The bill prevents surveillance-driven, individualized grocery price discrimination and increases transparency and enforceability for consumers, but it imposes compliance costs, limits targeted pricing practices, and raises litigation risk and regulatory uncertainty for businesses.
Grocery shoppers—especially low-income consumers—are protected from individualized, surveillance-driven price increases on food and grocery purchases.
Members of broadly defined groups (e.g., teachers, veterans, seniors, students) can continue to receive publicly disclosed group discounts without being subjected to individualized profiling.
Consumers gain transparency and correction rights because businesses must publish procedures, disclose what data is used, and provide a 180-day process to correct or challenge data before starting covered pricing programs.
Retailers and food sellers (including small businesses) must implement new procedures, data-accuracy systems, and dispute mechanisms, imposing compliance costs that could be passed through to consumers.
Businesses that rely on targeted pricing, advertising, or profiling for marketing covered goods must stop those practices, reducing marketing efficiency and potential revenues for retailers and platforms.
Extending enforcement reach (e.g., FTC authority over common carriers and nonprofits) brings more entities under regulation, creating legal uncertainty and increased litigation risk for utilities, carriers, and nonprofit actors.
Based on analysis of 2 sections of legislative text.
Bans surveillance-based individualized price setting for food and groceries, allows narrow, disclosed exceptions, and requires FTC enforcement and pre-operation disclosures.
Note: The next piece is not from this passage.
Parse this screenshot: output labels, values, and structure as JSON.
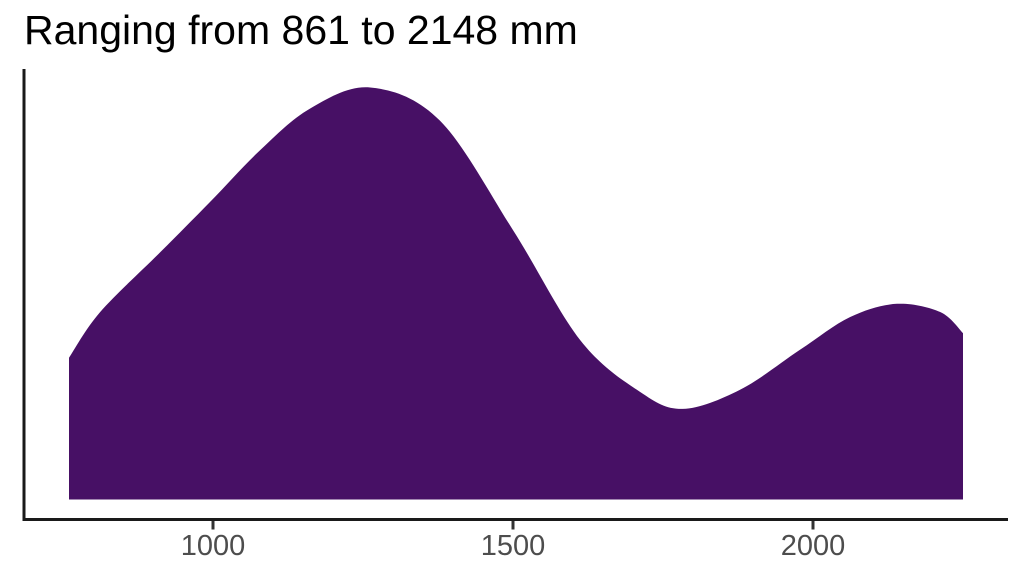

Introduced April 9, 2026 by Chris Pappas · Last progress April 9, 2026
Prohibits using surveillance-based individualized price setting for food, groceries, and agricultural commodities, while allowing narrow, clearly disclosed exceptions (cost-based differences, broadly available group discounts, and consumer-enrolled loyalty programs) so long as surveillance data is used only to offer or administer discounts and not to target or profile. Requires businesses that plan to use the permitted practices to publish procedures at least 180 days before starting that ensure data accuracy, let consumers correct or challenge data, and disclose what data and automated decision-making affect pricing; enforcement is by the Federal Trade Commission, including extension to common carriers under the Communications Act.